Sometimes, a construction worker is hired to work on a project and sustains injuries in an accident. If the company does not follow an established protocol for workers’ compensation claims, the worker may be forced to accept their lowball offer. In many cases, this will result in a settlement that pays workers less than $100,000. This settlement is often used to discourage further complaints from other construction workers about safety issues. Here are some of the ways construction workers are sometimes lowballed following an accident:
1. Medical Reports
A construction worker is injured at work and then submits their information to obtain some type of insurance payment through workers’ compensation. If the injury involves a minor injury, such as a finger bump or a back sprain, the company will often offer less than $100,000 for medical expenses and pain. If the worker refuses to take this deal, the company will counter by threatening to report this refusal of their offer to their medical provider. The thinking is that the worker’s future treatment may be denied if they do not accept this offer.
2. Threats of Termination
If a construction company hires a worker on an on-call basis, they may threaten to fire the worker if they do not accept their offer of less than $100,000 for medical expenses and pain. This is frequently done so the company will not be required to pay unemployment benefits to the worker after being fired by the employer.
3. Accident Reports
A construction worker may be offered a settlement amount below the worker’s medical expenses and pain if they agree not to file an accident report with their insurance company concerning that accident or other similar accidents. If the worker accepts this offer, they may face the chance of being fired in the future. The worker may also have their rights to sue their employer suspended if they do not agree.
4. Union Issues
Some construction workers who are members of local unions do not offer the same premiums for on-the-job injuries as other unions. If a worker is a member of this union, they may be offered less than the number of medical expenses and pain in exchange for not filing a claim against their health insurance carrier. When dealing with a construction accident claim, a construction accident lawyer can often help to ensure that a worker receives the compensation they need to recover after an on-the-job injury.
In most cases, the negligence of a third party is not a defense. This is because gross negligence can never be used as a defense against a workers’ compensation claim. A key component of a workers’ compensation claim is that it must be shown that the employer had knowledge of the hazard and failed to correct it for liability attributed on behalf of the employer.
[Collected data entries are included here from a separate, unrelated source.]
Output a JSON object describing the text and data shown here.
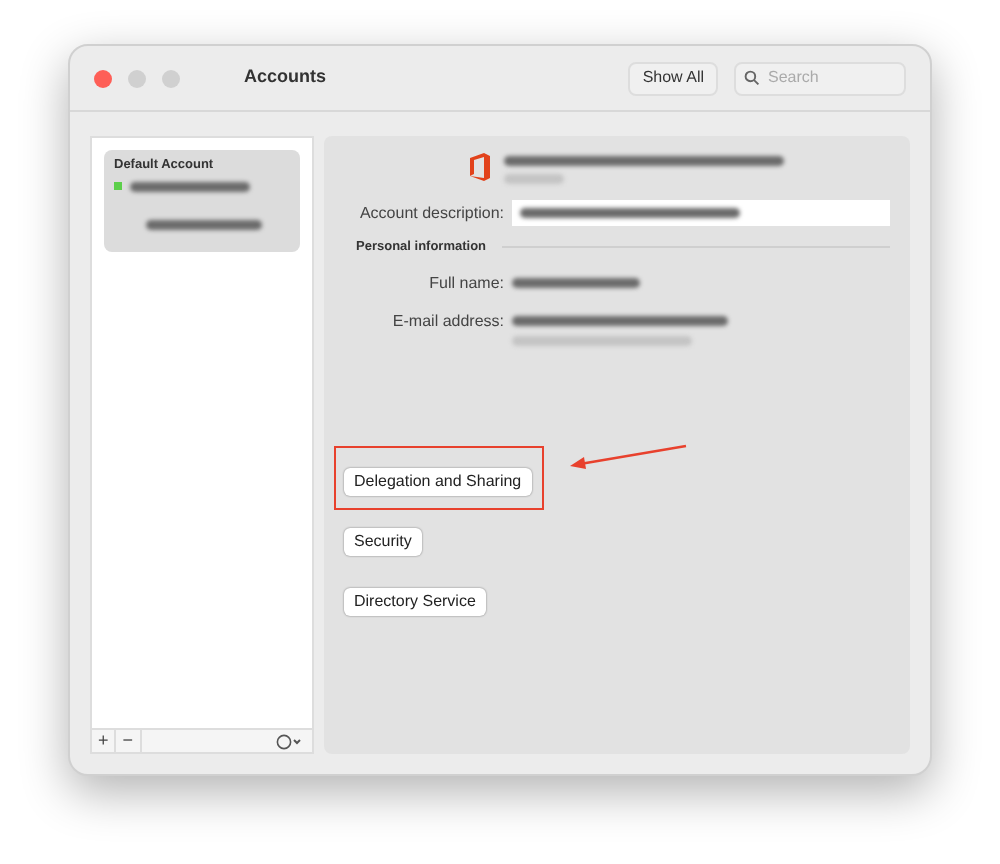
{
  "window": {
    "title": "Accounts"
  },
  "toolbar": {
    "show_all": "Show All",
    "search": {
      "placeholder": "Search"
    }
  },
  "sidebar": {
    "items": [
      {
        "label": "Default Account",
        "selected": true
      }
    ],
    "footer": {
      "add": "+",
      "remove": "−"
    }
  },
  "details": {
    "description_label": "Account description:",
    "section_title": "Personal information",
    "fields": [
      {
        "label": "Full name:"
      },
      {
        "label": "E-mail address:"
      }
    ]
  },
  "buttons": [
    {
      "label": "Delegation and Sharing",
      "highlighted": true
    },
    {
      "label": "Security",
      "highlighted": false
    },
    {
      "label": "Directory Service",
      "highlighted": false
    }
  ]
}
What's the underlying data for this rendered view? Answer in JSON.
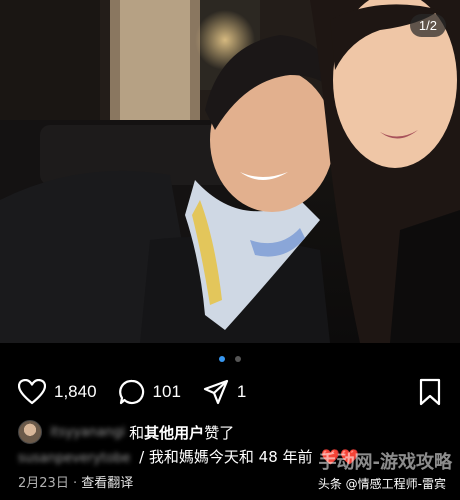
{
  "post": {
    "image_counter": "1/2"
  },
  "actions": {
    "like_count": "1,840",
    "comment_count": "101",
    "share_count": "1"
  },
  "likes": {
    "blurred_user": "itsyyanangi",
    "suffix_plain": "和",
    "suffix_bold": "其他用户",
    "suffix_end": "赞了"
  },
  "caption": {
    "blurred_user": "susanpeverytobe",
    "text": "/ 我和媽媽今天和 48 年前",
    "hearts": "❤️❤️"
  },
  "meta": {
    "date": "2月23日",
    "separator": "·",
    "translate": "查看翻译"
  },
  "overlay": {
    "watermark": "手动网-游戏攻略",
    "source": "头条 @情感工程师-雷宾"
  }
}
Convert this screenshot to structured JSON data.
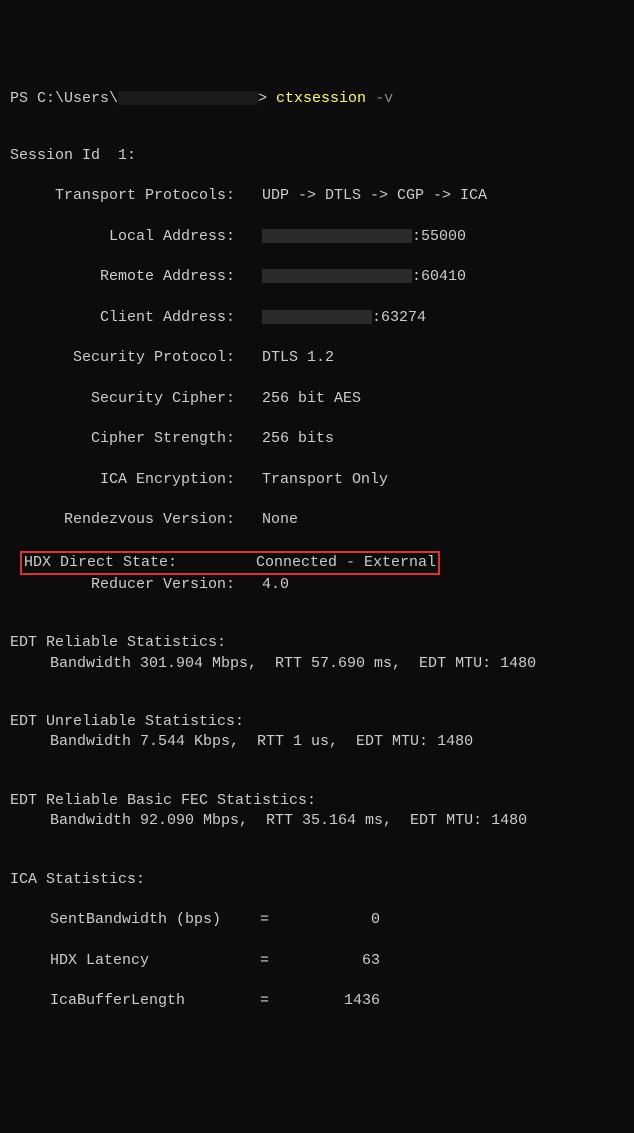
{
  "prompt": {
    "prefix": "PS C:\\Users\\",
    "suffix": "> ",
    "command": "ctxsession",
    "flag": "-v"
  },
  "session": {
    "header": "Session Id  1:",
    "rows": [
      {
        "label": "Transport Protocols:",
        "value": "UDP -> DTLS -> CGP -> ICA",
        "redact": false
      },
      {
        "label": "Local Address:",
        "value": ":55000",
        "redact": true
      },
      {
        "label": "Remote Address:",
        "value": ":60410",
        "redact": true
      },
      {
        "label": "Client Address:",
        "value": ":63274",
        "redact": "sm"
      },
      {
        "label": "Security Protocol:",
        "value": "DTLS 1.2",
        "redact": false
      },
      {
        "label": "Security Cipher:",
        "value": "256 bit AES",
        "redact": false
      },
      {
        "label": "Cipher Strength:",
        "value": "256 bits",
        "redact": false
      },
      {
        "label": "ICA Encryption:",
        "value": "Transport Only",
        "redact": false
      },
      {
        "label": "Rendezvous Version:",
        "value": "None",
        "redact": false
      }
    ],
    "highlighted": {
      "label": "HDX Direct State:",
      "value": "Connected - External"
    },
    "reducer": {
      "label": "Reducer Version:",
      "value": "4.0"
    }
  },
  "edt_reliable": {
    "title": "EDT Reliable Statistics:",
    "line": "Bandwidth 301.904 Mbps,  RTT 57.690 ms,  EDT MTU: 1480"
  },
  "edt_unreliable": {
    "title": "EDT Unreliable Statistics:",
    "line": "Bandwidth 7.544 Kbps,  RTT 1 us,  EDT MTU: 1480"
  },
  "edt_fec": {
    "title": "EDT Reliable Basic FEC Statistics:",
    "line": "Bandwidth 92.090 Mbps,  RTT 35.164 ms,  EDT MTU: 1480"
  },
  "ica": {
    "title": "ICA Statistics:",
    "rows": [
      {
        "label": "SentBandwidth (bps)",
        "value": "0"
      },
      {
        "label": "HDX Latency",
        "value": "63"
      },
      {
        "label": "IcaBufferLength",
        "value": "1436"
      }
    ]
  }
}
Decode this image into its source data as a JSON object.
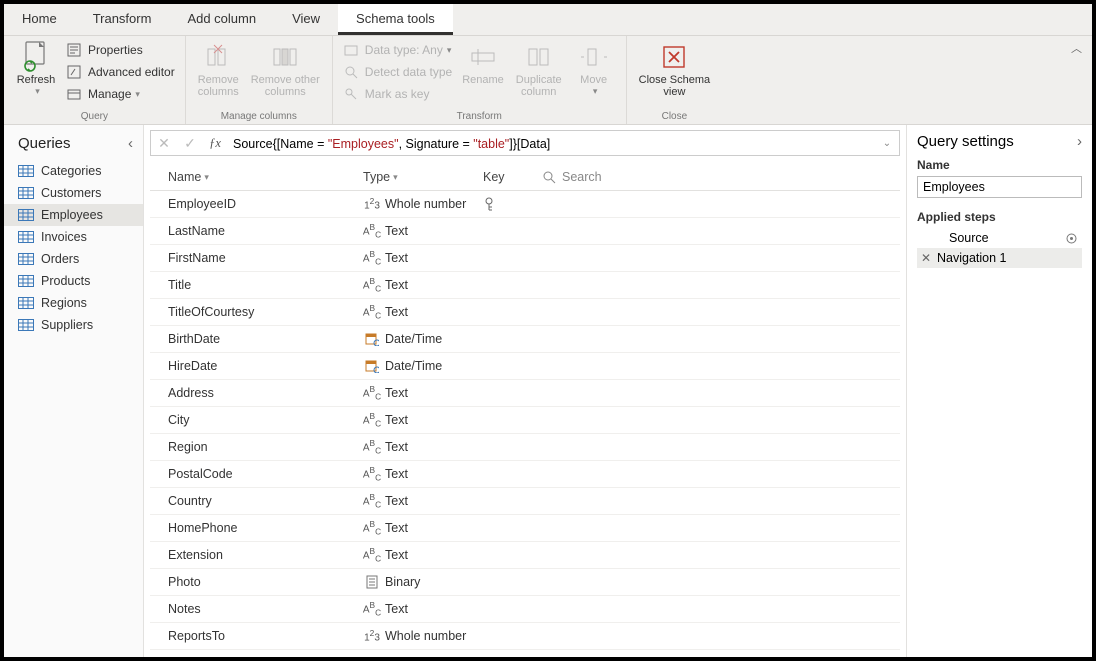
{
  "tabs": [
    "Home",
    "Transform",
    "Add column",
    "View",
    "Schema tools"
  ],
  "active_tab": 4,
  "ribbon": {
    "groups": {
      "query": {
        "label": "Query",
        "refresh": "Refresh",
        "properties": "Properties",
        "advanced_editor": "Advanced editor",
        "manage": "Manage"
      },
      "manage_columns": {
        "label": "Manage columns",
        "remove_columns": "Remove\ncolumns",
        "remove_other_columns": "Remove other\ncolumns"
      },
      "transform": {
        "label": "Transform",
        "data_type": "Data type: Any",
        "detect": "Detect data type",
        "mark_key": "Mark as key",
        "rename": "Rename",
        "duplicate_column": "Duplicate\ncolumn",
        "move": "Move"
      },
      "close": {
        "label": "Close",
        "close_schema": "Close Schema\nview"
      }
    }
  },
  "formula": {
    "prefix": "Source{[Name = ",
    "str1": "\"Employees\"",
    "mid": ", Signature = ",
    "str2": "\"table\"",
    "suffix": "]}[Data]"
  },
  "queries_panel": {
    "title": "Queries",
    "items": [
      "Categories",
      "Customers",
      "Employees",
      "Invoices",
      "Orders",
      "Products",
      "Regions",
      "Suppliers"
    ],
    "selected": 2
  },
  "grid": {
    "headers": {
      "name": "Name",
      "type": "Type",
      "key": "Key",
      "search": "Search"
    },
    "rows": [
      {
        "name": "EmployeeID",
        "type_icon": "num",
        "type": "Whole number",
        "key": true
      },
      {
        "name": "LastName",
        "type_icon": "abc",
        "type": "Text"
      },
      {
        "name": "FirstName",
        "type_icon": "abc",
        "type": "Text"
      },
      {
        "name": "Title",
        "type_icon": "abc",
        "type": "Text"
      },
      {
        "name": "TitleOfCourtesy",
        "type_icon": "abc",
        "type": "Text"
      },
      {
        "name": "BirthDate",
        "type_icon": "date",
        "type": "Date/Time"
      },
      {
        "name": "HireDate",
        "type_icon": "date",
        "type": "Date/Time"
      },
      {
        "name": "Address",
        "type_icon": "abc",
        "type": "Text"
      },
      {
        "name": "City",
        "type_icon": "abc",
        "type": "Text"
      },
      {
        "name": "Region",
        "type_icon": "abc",
        "type": "Text"
      },
      {
        "name": "PostalCode",
        "type_icon": "abc",
        "type": "Text"
      },
      {
        "name": "Country",
        "type_icon": "abc",
        "type": "Text"
      },
      {
        "name": "HomePhone",
        "type_icon": "abc",
        "type": "Text"
      },
      {
        "name": "Extension",
        "type_icon": "abc",
        "type": "Text"
      },
      {
        "name": "Photo",
        "type_icon": "bin",
        "type": "Binary"
      },
      {
        "name": "Notes",
        "type_icon": "abc",
        "type": "Text"
      },
      {
        "name": "ReportsTo",
        "type_icon": "num",
        "type": "Whole number"
      }
    ]
  },
  "settings": {
    "title": "Query settings",
    "name_label": "Name",
    "name_value": "Employees",
    "applied_steps_label": "Applied steps",
    "steps": [
      {
        "label": "Source",
        "gear": true,
        "selected": false,
        "removable": false
      },
      {
        "label": "Navigation 1",
        "gear": false,
        "selected": true,
        "removable": true
      }
    ]
  }
}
The construction company sometimes uses subcontracting companies to perform smaller projects they feel they can do without. However, since subcontractors work on a per-project basis and may not be able to provide employee coverage, they often offer less than the amount of workers’ compensation that would be required if the worker claims were handled through the full liability carrier.
6. Property Ownership
Suppose a worker is injured on site but does not go through their employer’s workers’ compensation carrier. In that case, the property owner may be held liable for the injury if it was determined that they were negligent in their site maintenance. The worker may be offered less than the number of medical expenses and pain if they agree not to claim the property owner. For instance, a worker may be told not to claim workers’ compensation from their employer if they agree not to claim from the property owner.
7. Fear of Job Loss
Suppose a construction worker is injured on the job and has high medical expenses. In that case, they may be afraid that another worker will replace them if they do not accept the amount of money offered for medical expenses and pain. So, the worker might be offered a lesser amount for medical expenses if they agree not to file a workers’ compensation claim and accept that low offer.
Construction companies sometimes offer less than the amount of medical expenses and pain to encourage workers to join their union by offering them less than full coverage from their health insurance carrier. If a union member refuses to take this type of lowball offer, they may not receive as much for medical expenses and pain when they make another claim.
Construction workers are often lowballed following an accident. To avoid being lowballed, consider your employer’s other insurance claims practices and the type of construction you are working on to ensure you are using coverage that will be effective in covering your claim.